2013-03-29 12:43:38.941 PDT,,,5557,,514933a7.15b5,46,,2013-03-19 20:57:27 PDT,,0,LOG,00000,"checkpoint complete: wrote 0 buffers (0.0%); 0 transaction log file(s) added, 0 removed, 0 recycled; write=0.009 s, sync=0.000 s, total=0.040 s; sync files=0, longest=0.000 s, average=0.000 s",,,,,,,,,""

4.监控数据库的锁

数据库的锁通常可以在pg_locks这个系统表里找,但这只是当前的锁表/行信息,如果你想看一天内有多少个超过死锁时间的锁发生,可以在日志里设置并查看,log_lock_waits 默认是off,可以设置开启。
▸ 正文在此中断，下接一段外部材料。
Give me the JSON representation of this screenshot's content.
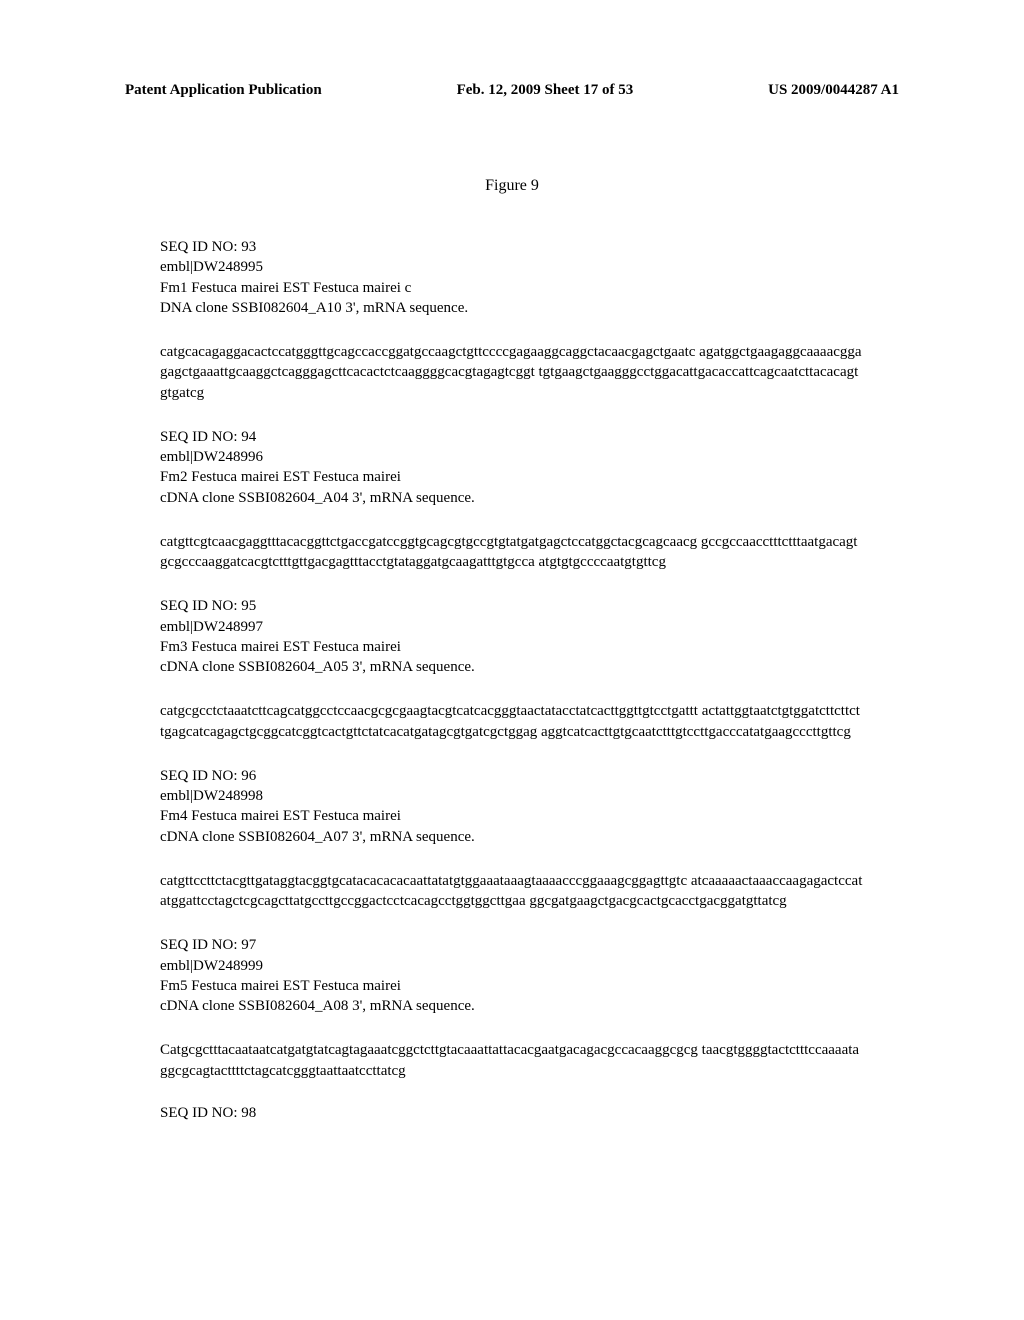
{
  "header": {
    "left": "Patent Application Publication",
    "center": "Feb. 12, 2009  Sheet 17 of 53",
    "right": "US 2009/0044287 A1"
  },
  "figure_title": "Figure 9",
  "sequences": [
    {
      "id": "SEQ ID NO: 93",
      "embl": "embl|DW248995",
      "desc1": "Fm1 Festuca mairei EST Festuca mairei c",
      "desc2": "DNA clone SSBI082604_A10 3', mRNA sequence.",
      "data": "catgcacagaggacactccatgggttgcagccaccggatgccaagctgttccccgagaaggcaggctacaacgagctgaatc agatggctgaagaggcaaaacggagagctgaaattgcaaggctcagggagcttcacactctcaaggggcacgtagagtcggt tgtgaagctgaagggcctggacattgacaccattcagcaatcttacacagtgtgatcg"
    },
    {
      "id": "SEQ ID NO: 94",
      "embl": "embl|DW248996",
      "desc1": "Fm2 Festuca mairei EST Festuca mairei",
      "desc2": "cDNA clone SSBI082604_A04 3', mRNA sequence.",
      "data": "catgttcgtcaacgaggtttacacggttctgaccgatccggtgcagcgtgccgtgtatgatgagctccatggctacgcagcaacg gccgccaacctttctttaatgacagtgcgcccaaggatcacgtctttgttgacgagtttacctgtataggatgcaagatttgtgcca atgtgtgccccaatgtgttcg"
    },
    {
      "id": "SEQ ID NO: 95",
      "embl": "embl|DW248997",
      "desc1": "Fm3 Festuca mairei EST Festuca mairei",
      "desc2": "cDNA clone SSBI082604_A05 3', mRNA sequence.",
      "data": "catgcgcctctaaatcttcagcatggcctccaacgcgcgaagtacgtcatcacgggtaactatacctatcacttggttgtcctgattt actattggtaatctgtggatcttcttcttgagcatcagagctgcggcatcggtcactgttctatcacatgatagcgtgatcgctggag aggtcatcacttgtgcaatctttgtccttgacccatatgaagcccttgttcg"
    },
    {
      "id": "SEQ ID NO: 96",
      "embl": "embl|DW248998",
      "desc1": "Fm4 Festuca mairei EST Festuca mairei",
      "desc2": "cDNA clone SSBI082604_A07 3', mRNA sequence.",
      "data": "catgttccttctacgttgataggtacggtgcatacacacacaattatatgtggaaataaagtaaaacccggaaagcggagttgtc atcaaaaactaaaccaagagactccatatggattcctagctcgcagcttatgccttgccggactcctcacagcctggtggcttgaa ggcgatgaagctgacgcactgcacctgacggatgttatcg"
    },
    {
      "id": "SEQ ID NO: 97",
      "embl": "embl|DW248999",
      "desc1": "Fm5 Festuca mairei EST Festuca mairei",
      "desc2": "cDNA clone SSBI082604_A08 3', mRNA sequence.",
      "data": "Catgcgctttacaataatcatgatgtatcagtagaaatcggctcttgtacaaattattacacgaatgacagacgccacaaggcgcg taacgtggggtactctttccaaaataggcgcagtacttttctagcatcgggtaattaatccttatcg"
    }
  ],
  "final_seq_id": "SEQ ID NO: 98"
}
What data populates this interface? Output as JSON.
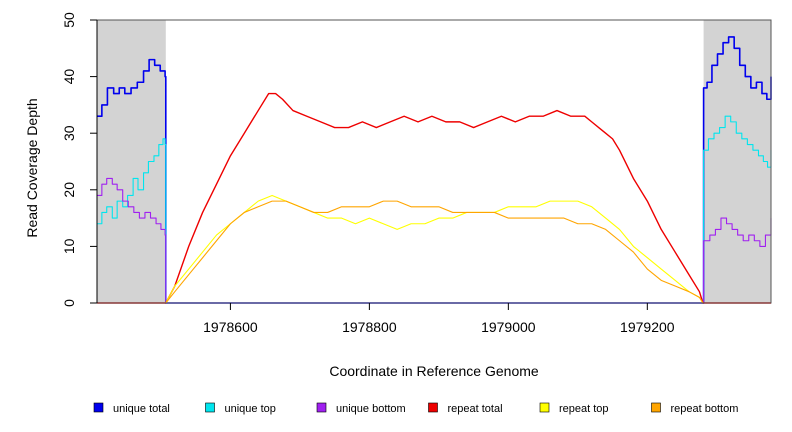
{
  "chart_data": {
    "type": "line",
    "title": "",
    "xlabel": "Coordinate in Reference Genome",
    "ylabel": "Read Coverage Depth",
    "xlim": [
      1978408,
      1979378
    ],
    "ylim": [
      0,
      50
    ],
    "x_ticks": [
      1978600,
      1978800,
      1979000,
      1979200
    ],
    "x_tick_labels": [
      "1978600",
      "1978800",
      "1979000",
      "1979200"
    ],
    "y_ticks": [
      0,
      10,
      20,
      30,
      40,
      50
    ],
    "y_tick_labels": [
      "0",
      "10",
      "20",
      "30",
      "40",
      "50"
    ],
    "shaded_regions": [
      {
        "x_start": 1978408,
        "x_end": 1978507,
        "fill": "#d3d3d3"
      },
      {
        "x_start": 1979281,
        "x_end": 1979378,
        "fill": "#d3d3d3"
      }
    ],
    "legend_position": "bottom",
    "series": [
      {
        "name": "unique total",
        "color": "#0000ee",
        "stroke_width": 1.6,
        "step": true,
        "x": [
          1978408,
          1978415,
          1978423,
          1978432,
          1978440,
          1978448,
          1978457,
          1978466,
          1978475,
          1978483,
          1978491,
          1978499,
          1978506,
          1978507,
          1978520,
          1979280,
          1979281,
          1979286,
          1979293,
          1979301,
          1979309,
          1979317,
          1979325,
          1979333,
          1979341,
          1979349,
          1979357,
          1979365,
          1979372,
          1979378
        ],
        "y": [
          33,
          35,
          38,
          37,
          38,
          37,
          38,
          39,
          41,
          43,
          42,
          41,
          40,
          0,
          0,
          0,
          38,
          39,
          42,
          44,
          46,
          47,
          45,
          42,
          40,
          38,
          39,
          37,
          36,
          40
        ]
      },
      {
        "name": "unique top",
        "color": "#00e5ee",
        "stroke_width": 1.1,
        "step": true,
        "x": [
          1978408,
          1978415,
          1978422,
          1978430,
          1978437,
          1978445,
          1978452,
          1978460,
          1978467,
          1978475,
          1978482,
          1978490,
          1978497,
          1978503,
          1978506,
          1978507,
          1978520,
          1979280,
          1979281,
          1979288,
          1979296,
          1979304,
          1979312,
          1979320,
          1979328,
          1979336,
          1979344,
          1979352,
          1979360,
          1979367,
          1979373,
          1979378
        ],
        "y": [
          14,
          16,
          17,
          15,
          18,
          17,
          19,
          22,
          20,
          23,
          25,
          26,
          28,
          29,
          28,
          0,
          0,
          0,
          27,
          29,
          30,
          31,
          33,
          32,
          30,
          29,
          28,
          27,
          26,
          25,
          24,
          27
        ]
      },
      {
        "name": "unique bottom",
        "color": "#a020f0",
        "stroke_width": 1.1,
        "step": true,
        "x": [
          1978408,
          1978415,
          1978422,
          1978430,
          1978437,
          1978445,
          1978453,
          1978461,
          1978469,
          1978477,
          1978485,
          1978493,
          1978500,
          1978506,
          1978507,
          1978520,
          1979280,
          1979281,
          1979290,
          1979298,
          1979306,
          1979314,
          1979322,
          1979330,
          1979338,
          1979346,
          1979354,
          1979362,
          1979370,
          1979378
        ],
        "y": [
          19,
          21,
          22,
          21,
          20,
          18,
          17,
          16,
          15,
          16,
          15,
          14,
          13,
          12,
          0,
          0,
          0,
          11,
          12,
          13,
          15,
          14,
          13,
          12,
          11,
          12,
          11,
          10,
          12,
          15
        ]
      },
      {
        "name": "repeat total",
        "color": "#ee0000",
        "stroke_width": 1.4,
        "step": false,
        "x": [
          1978408,
          1978506,
          1978507,
          1978520,
          1978540,
          1978560,
          1978580,
          1978600,
          1978620,
          1978640,
          1978655,
          1978665,
          1978675,
          1978690,
          1978710,
          1978730,
          1978750,
          1978770,
          1978790,
          1978810,
          1978830,
          1978850,
          1978870,
          1978890,
          1978910,
          1978930,
          1978950,
          1978970,
          1978990,
          1979010,
          1979030,
          1979050,
          1979070,
          1979090,
          1979110,
          1979120,
          1979130,
          1979140,
          1979150,
          1979160,
          1979180,
          1979200,
          1979220,
          1979240,
          1979260,
          1979275,
          1979280,
          1979378
        ],
        "y": [
          0,
          0,
          0,
          3,
          10,
          16,
          21,
          26,
          30,
          34,
          37,
          37,
          36,
          34,
          33,
          32,
          31,
          31,
          32,
          31,
          32,
          33,
          32,
          33,
          32,
          32,
          31,
          32,
          33,
          32,
          33,
          33,
          34,
          33,
          33,
          32,
          31,
          30,
          29,
          27,
          22,
          18,
          13,
          9,
          5,
          2,
          0,
          0
        ]
      },
      {
        "name": "repeat top",
        "color": "#ffff00",
        "stroke_width": 1.1,
        "step": false,
        "x": [
          1978408,
          1978506,
          1978507,
          1978520,
          1978540,
          1978560,
          1978580,
          1978600,
          1978620,
          1978640,
          1978660,
          1978680,
          1978700,
          1978720,
          1978740,
          1978760,
          1978780,
          1978800,
          1978820,
          1978840,
          1978860,
          1978880,
          1978900,
          1978920,
          1978940,
          1978960,
          1978980,
          1979000,
          1979020,
          1979040,
          1979060,
          1979080,
          1979100,
          1979120,
          1979140,
          1979160,
          1979180,
          1979200,
          1979220,
          1979240,
          1979260,
          1979275,
          1979280,
          1979378
        ],
        "y": [
          0,
          0,
          0,
          3,
          6,
          9,
          12,
          14,
          16,
          18,
          19,
          18,
          17,
          16,
          15,
          15,
          14,
          15,
          14,
          13,
          14,
          14,
          15,
          15,
          16,
          16,
          16,
          17,
          17,
          17,
          18,
          18,
          18,
          17,
          15,
          13,
          10,
          8,
          6,
          4,
          2,
          1,
          0,
          0
        ]
      },
      {
        "name": "repeat bottom",
        "color": "#ffa500",
        "stroke_width": 1.1,
        "step": false,
        "x": [
          1978408,
          1978506,
          1978507,
          1978520,
          1978540,
          1978560,
          1978580,
          1978600,
          1978620,
          1978640,
          1978660,
          1978680,
          1978700,
          1978720,
          1978740,
          1978760,
          1978780,
          1978800,
          1978820,
          1978840,
          1978860,
          1978880,
          1978900,
          1978920,
          1978940,
          1978960,
          1978980,
          1979000,
          1979020,
          1979040,
          1979060,
          1979080,
          1979100,
          1979120,
          1979140,
          1979160,
          1979180,
          1979200,
          1979220,
          1979240,
          1979260,
          1979275,
          1979280,
          1979378
        ],
        "y": [
          0,
          0,
          0,
          2,
          5,
          8,
          11,
          14,
          16,
          17,
          18,
          18,
          17,
          16,
          16,
          17,
          17,
          17,
          18,
          18,
          17,
          17,
          17,
          16,
          16,
          16,
          16,
          15,
          15,
          15,
          15,
          15,
          14,
          14,
          13,
          11,
          9,
          6,
          4,
          3,
          2,
          1,
          0,
          0
        ]
      }
    ]
  }
}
这个可以区分SQL慢是资源紧张还是锁等待的问题。 示例:

postgres=# show log_lock_waits ;

log_lock_waits

----------------

on

(1 row)

postgres=# show deadlock_timeout ;

deadlock_timeout

------------------

1s

(1 row)

--模拟锁

postgres=# begin;

BEGIN

postgres=# SELECT * FROM t_ken_yon ;

id

----

11

(1 row)

postgres=# delete from t_ken_yon ;

DELETE 1

--另一个session

postgres=# begin;

BEGIN

postgres=# delete from t_ken_yon;

--查看日志

[postgres@localhost pg_log]$ tail -f postgresql-2013-03-29_000000.csv

2013-03-29 14:01:02.673 PDT,"postgres","postgres",3056,"[local]",5155f4d9.bf0,6,"DELETE waiting",2013-03-29 13:08:57 PDT,5/12502,2659,LOG,00000,"process 3056 still waiting for ShareLock on transaction 2658 after 1000.398 ms",,,,,,"delete from t_ken_yon;",,,"psql"
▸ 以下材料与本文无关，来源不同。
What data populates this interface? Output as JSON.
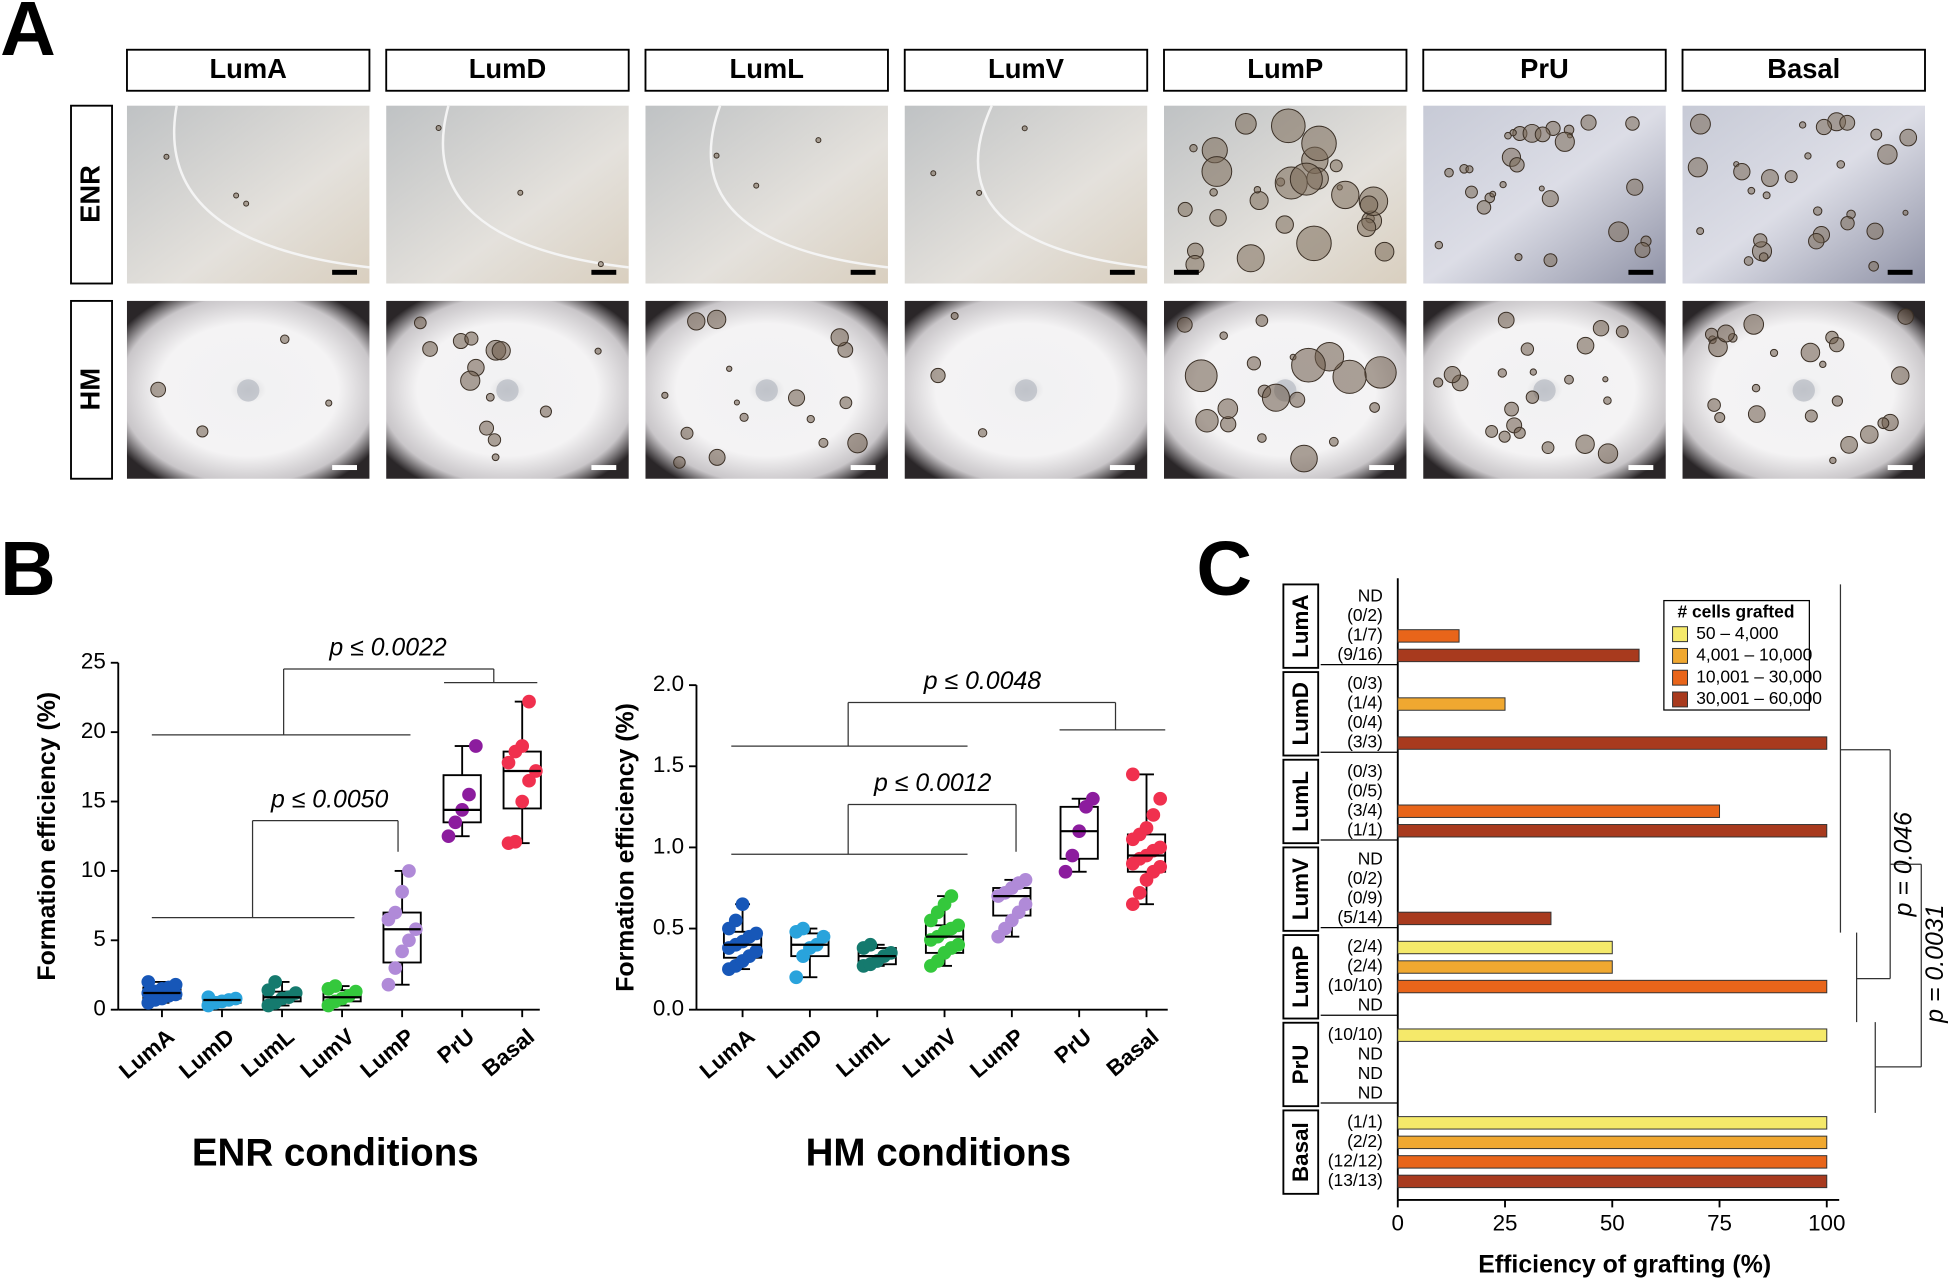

2013-03-29 14:02:06.208 PDT,"postgres","postgres",3056,"[local]",5155f4d9.bf0,7,"DELETE waiting",2013-03-29 13:08:57 PDT,5/12502,2659,LOG,00000,"process 3056 acquired ShareLock on transaction 2658 after 64535.339 ms",,,,,,"delete from t_ken_yon;",,,"psql"

2013-03-29 14:02:06.209 PDT,"postgres","postgres",3056,"[local]",5155f4d9.bf0,8,"DELETE",2013-03-29 13:08:57 PDT,5/12502,2659,LOG,00000,"duration: 64536.118 ms statement: delete from t_ken_yon;",,,,,,,,,"psql"

还有一些Debug功能,适合修改源码调试,一般的的系统上并不需要,暂时比较关注的就这些。